Similar numbers of participants in the intervention and control groups read the booklet (84% [133/158] of people in the control group vs 88% [142/162] of people in the intervention group), but more people in the intervention group used it to make written plans (58-64% of people in the intervention group vs 28-44% of people in the control group).
During the study there were 71 serious adverse events (29 in the intervention group and 42 in the control group), but none were deemed related to the study. These included 55 readmissions to acute care, 11 attempted suicides, one attempted murder, two suicides and two deaths with unclear circumstances.
"Our study provides the most robust evidence for the effectiveness of any peer-provided support in a UK secondary mental health setting," continues Professor Johnson. "Our novel findings are potentially important as the intervention is acceptable to patients and feasible for service managers and users who would like to avoid relapse and readmission to acute care."
The authors note some limitations, including that the secondary outcomes of the study gave unclear results, so it is not possible to identify which part of the intervention caused the improvement in patient outcomes. In addition, a high proportion of people in the control group used the booklet, and readmission rates in this group were below the national average, which may suggest that the booklet is effective on its own too. This could mean the effectiveness of peer support was under estimated in the study.

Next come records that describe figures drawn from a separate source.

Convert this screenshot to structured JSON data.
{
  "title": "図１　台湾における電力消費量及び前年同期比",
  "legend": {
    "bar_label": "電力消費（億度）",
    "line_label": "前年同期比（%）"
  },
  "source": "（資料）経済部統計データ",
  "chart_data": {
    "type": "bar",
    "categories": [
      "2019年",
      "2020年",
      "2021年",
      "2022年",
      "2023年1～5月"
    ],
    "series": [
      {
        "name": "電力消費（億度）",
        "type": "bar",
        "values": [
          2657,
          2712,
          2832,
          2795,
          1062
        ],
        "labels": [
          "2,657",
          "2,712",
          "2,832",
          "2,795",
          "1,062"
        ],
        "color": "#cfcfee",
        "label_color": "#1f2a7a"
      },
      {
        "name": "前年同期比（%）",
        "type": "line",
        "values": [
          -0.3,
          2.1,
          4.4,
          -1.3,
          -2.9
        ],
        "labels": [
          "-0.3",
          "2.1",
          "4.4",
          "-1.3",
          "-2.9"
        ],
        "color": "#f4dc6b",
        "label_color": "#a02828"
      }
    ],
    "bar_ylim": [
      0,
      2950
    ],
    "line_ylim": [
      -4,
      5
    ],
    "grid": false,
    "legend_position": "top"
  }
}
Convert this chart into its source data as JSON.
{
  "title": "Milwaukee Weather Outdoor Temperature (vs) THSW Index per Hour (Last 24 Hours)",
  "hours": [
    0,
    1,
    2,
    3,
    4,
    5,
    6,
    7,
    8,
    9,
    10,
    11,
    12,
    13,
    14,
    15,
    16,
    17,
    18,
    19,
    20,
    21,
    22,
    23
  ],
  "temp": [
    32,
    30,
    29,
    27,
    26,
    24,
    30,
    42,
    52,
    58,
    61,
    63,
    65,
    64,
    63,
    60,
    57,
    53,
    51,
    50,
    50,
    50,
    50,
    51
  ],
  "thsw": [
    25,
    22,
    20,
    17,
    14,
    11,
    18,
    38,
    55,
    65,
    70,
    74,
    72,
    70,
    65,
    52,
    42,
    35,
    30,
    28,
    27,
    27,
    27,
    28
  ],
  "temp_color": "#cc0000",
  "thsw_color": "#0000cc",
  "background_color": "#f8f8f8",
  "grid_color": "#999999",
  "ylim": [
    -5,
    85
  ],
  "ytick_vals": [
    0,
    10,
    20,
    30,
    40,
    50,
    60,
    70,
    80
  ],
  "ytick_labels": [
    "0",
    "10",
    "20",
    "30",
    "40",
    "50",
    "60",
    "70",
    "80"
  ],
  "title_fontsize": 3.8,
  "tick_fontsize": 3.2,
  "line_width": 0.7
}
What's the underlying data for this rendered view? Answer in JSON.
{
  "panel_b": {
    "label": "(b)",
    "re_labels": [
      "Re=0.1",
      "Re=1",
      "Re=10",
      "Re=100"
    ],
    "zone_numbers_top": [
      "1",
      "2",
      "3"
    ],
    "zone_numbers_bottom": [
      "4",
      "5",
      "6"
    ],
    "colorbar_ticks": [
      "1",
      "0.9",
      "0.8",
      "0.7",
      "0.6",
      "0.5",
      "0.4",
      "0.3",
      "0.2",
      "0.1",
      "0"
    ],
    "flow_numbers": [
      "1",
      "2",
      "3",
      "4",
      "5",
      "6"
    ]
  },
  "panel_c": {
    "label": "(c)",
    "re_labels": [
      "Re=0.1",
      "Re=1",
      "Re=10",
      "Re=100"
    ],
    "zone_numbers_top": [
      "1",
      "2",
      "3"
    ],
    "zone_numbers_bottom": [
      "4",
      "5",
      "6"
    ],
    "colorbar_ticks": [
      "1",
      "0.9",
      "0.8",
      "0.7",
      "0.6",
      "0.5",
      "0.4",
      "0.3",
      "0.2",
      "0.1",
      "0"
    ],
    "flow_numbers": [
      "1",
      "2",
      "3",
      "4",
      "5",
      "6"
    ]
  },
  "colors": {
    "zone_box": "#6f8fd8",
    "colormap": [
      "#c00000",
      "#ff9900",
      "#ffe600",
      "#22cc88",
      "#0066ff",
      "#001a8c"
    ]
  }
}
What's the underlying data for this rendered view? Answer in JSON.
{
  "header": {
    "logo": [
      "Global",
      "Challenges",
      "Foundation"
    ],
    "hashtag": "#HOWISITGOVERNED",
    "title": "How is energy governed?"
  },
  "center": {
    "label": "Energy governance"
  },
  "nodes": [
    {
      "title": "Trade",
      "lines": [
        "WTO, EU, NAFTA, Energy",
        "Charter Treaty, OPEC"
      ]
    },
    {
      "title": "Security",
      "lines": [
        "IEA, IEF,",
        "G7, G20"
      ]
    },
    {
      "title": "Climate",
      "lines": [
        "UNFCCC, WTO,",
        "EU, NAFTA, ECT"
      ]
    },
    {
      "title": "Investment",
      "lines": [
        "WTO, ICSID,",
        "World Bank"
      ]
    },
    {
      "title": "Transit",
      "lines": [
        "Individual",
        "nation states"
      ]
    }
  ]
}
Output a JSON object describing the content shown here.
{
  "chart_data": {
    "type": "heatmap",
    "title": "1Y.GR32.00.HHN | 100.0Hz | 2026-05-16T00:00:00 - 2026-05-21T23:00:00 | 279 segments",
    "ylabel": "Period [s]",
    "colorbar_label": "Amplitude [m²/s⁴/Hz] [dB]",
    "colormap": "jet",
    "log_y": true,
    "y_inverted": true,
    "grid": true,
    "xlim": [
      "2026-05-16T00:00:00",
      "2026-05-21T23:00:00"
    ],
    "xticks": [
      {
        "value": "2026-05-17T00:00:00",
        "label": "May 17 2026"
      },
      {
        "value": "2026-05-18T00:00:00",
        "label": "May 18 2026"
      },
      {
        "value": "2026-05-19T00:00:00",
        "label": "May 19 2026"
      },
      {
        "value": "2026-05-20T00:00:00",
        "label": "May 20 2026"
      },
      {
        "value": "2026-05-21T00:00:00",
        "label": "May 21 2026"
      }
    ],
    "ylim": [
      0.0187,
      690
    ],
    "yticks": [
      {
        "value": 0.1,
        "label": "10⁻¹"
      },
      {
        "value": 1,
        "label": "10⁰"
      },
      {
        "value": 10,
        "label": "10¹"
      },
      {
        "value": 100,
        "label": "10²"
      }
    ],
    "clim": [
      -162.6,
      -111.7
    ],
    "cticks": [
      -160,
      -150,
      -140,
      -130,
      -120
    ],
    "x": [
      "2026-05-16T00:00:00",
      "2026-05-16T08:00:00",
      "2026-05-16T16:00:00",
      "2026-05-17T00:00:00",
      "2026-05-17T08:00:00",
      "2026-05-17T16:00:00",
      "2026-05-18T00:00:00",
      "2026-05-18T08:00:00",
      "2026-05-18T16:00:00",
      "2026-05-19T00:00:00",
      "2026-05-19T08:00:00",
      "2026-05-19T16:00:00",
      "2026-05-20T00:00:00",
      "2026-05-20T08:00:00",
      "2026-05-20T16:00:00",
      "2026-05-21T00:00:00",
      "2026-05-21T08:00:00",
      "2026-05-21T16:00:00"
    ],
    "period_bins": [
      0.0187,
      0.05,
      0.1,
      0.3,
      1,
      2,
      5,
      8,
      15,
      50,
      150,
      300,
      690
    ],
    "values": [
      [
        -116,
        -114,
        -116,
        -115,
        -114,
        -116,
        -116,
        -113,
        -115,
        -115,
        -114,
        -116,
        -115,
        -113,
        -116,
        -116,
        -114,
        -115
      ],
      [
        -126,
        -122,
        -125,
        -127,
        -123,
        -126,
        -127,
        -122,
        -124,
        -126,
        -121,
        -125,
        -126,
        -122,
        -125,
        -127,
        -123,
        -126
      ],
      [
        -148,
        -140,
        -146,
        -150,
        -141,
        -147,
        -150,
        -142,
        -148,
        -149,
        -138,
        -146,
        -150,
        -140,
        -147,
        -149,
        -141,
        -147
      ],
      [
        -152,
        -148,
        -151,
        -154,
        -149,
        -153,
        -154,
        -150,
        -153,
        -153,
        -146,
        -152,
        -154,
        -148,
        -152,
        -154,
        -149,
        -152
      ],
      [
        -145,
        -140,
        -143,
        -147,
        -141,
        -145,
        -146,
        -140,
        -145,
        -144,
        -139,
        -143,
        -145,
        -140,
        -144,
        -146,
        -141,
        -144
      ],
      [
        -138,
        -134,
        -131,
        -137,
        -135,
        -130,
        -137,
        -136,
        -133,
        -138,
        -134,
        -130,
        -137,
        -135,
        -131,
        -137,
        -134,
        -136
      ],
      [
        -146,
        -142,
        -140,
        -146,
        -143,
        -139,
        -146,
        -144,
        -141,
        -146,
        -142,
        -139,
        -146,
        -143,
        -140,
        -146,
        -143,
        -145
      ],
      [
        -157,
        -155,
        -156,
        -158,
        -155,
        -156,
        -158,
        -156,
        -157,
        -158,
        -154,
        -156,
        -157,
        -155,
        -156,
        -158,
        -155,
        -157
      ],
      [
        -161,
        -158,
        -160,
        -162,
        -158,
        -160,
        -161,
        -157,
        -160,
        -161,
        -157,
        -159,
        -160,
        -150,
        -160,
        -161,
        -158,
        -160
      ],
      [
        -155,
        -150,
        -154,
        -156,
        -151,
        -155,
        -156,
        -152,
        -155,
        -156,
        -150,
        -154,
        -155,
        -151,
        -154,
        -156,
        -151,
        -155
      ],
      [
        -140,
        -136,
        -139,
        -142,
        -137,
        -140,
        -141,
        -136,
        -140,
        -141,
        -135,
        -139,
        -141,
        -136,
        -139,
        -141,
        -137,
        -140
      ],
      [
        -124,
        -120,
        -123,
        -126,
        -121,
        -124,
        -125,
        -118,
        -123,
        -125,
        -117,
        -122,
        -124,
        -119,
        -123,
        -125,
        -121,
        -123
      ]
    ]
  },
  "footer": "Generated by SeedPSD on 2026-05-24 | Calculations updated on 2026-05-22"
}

Writing in a linked Comment, Drs Marcia Valenstein and Paul Pfeiffer, University of Michigan, USA, says: "There is much to celebrate but also much left to do following the publication of these findings. The completion of a substantial, adequately powered randomised controlled trial with high ascertainment of the primary outcome and blinded raters is welcome. The finding of reduced readmissions is also welcome, given that implementation of peer support has proceeded apace despite the scarcity of substantial evidence regarding its efficacy. With the publication of this trial, peer-delivered self-management programmes might be considered one of the configurations of peer support with the strongest evidence. That said, the lack of a significant effect on almost all secondary outcomes and potential mediators leaves the mechanism of reduced readmissions unclear. We are left with a complex intervention that appears to reduce readmissions but with few insights into what the active or necessary parts of the intervention might be—eg, support and sharing of life experiences with the peer, engaging actively with the recovery workbook, changes in self-management behaviours that were not apparent through the self-reported measure."